Estimates of biogenic emissions using satellite observations and influence of isoprene emission on O 3 formation over the eastern United States

Abstract

A biogenic emissions model for isoprene, monoterpenes, and nitric oxide has been developed with algorithms that rely on normalized difference vegetative index values derived from satellite remote sensing data to infer leaf area index. The model obtains emission factors from the Biogenic Emission Inventory System (BEIS). This biogenic emissions model, combined with a dry deposition model, was applied with environmental variable values supplied by MM5 (the fifth-generation Mesoscale Model).
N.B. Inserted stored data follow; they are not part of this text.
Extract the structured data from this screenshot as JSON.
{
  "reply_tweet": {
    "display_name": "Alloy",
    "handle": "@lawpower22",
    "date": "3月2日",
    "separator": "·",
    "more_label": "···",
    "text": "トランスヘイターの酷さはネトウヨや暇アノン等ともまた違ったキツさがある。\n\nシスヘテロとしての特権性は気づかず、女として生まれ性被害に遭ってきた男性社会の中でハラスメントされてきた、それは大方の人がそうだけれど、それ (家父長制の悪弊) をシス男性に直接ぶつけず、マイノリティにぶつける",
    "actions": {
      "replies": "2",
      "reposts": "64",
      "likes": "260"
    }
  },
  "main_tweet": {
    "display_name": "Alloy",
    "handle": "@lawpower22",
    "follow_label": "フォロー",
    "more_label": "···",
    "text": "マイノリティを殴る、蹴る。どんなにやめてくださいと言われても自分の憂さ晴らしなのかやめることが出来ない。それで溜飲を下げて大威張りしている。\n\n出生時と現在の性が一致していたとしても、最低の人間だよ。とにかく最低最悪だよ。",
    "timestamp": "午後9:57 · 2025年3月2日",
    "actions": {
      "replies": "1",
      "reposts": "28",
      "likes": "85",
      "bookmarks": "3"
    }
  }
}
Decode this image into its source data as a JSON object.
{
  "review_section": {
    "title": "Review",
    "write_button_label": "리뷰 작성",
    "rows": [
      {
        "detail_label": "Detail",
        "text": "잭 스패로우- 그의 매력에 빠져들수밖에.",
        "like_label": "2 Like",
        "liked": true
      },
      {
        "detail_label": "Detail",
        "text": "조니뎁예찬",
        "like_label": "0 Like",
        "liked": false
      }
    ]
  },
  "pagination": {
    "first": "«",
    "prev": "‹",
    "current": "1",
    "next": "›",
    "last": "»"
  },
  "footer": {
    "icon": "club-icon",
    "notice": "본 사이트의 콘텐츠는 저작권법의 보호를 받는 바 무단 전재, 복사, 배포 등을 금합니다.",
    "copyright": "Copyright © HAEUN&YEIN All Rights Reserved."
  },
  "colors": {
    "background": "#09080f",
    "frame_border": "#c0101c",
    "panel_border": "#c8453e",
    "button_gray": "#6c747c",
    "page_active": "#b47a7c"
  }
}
The modeled temporal variations and spatial distributions of the surface emissions rates of isoprene, monoterpenes, and nitric oxide the eastern US agreed well with reported simulations, measurements, and inferences. Use of the satellite data generates considerable detail in the spatial patterns, high temporal resolution, and a smooth seasonal variation in the emission rates. The new biogenic emissions model was used with a photochemistry modeling system to infer ozone (O 3) concentrations in the lower troposphere above the eastern United States for a two-day case in July 1995, which had O 3 episodes studied previously by the Ozone Transport Assessment Group. Compared to the results from the OTAG application of BEIS2, the satellite-data-derived isoprene emissions were slightly lower in the northeastern United States, which resulted in smaller values of O 3 concentration and were 3–4 times higher in southeastern mixed forests, which had little impact on O 3 except near strong NO x emission sources.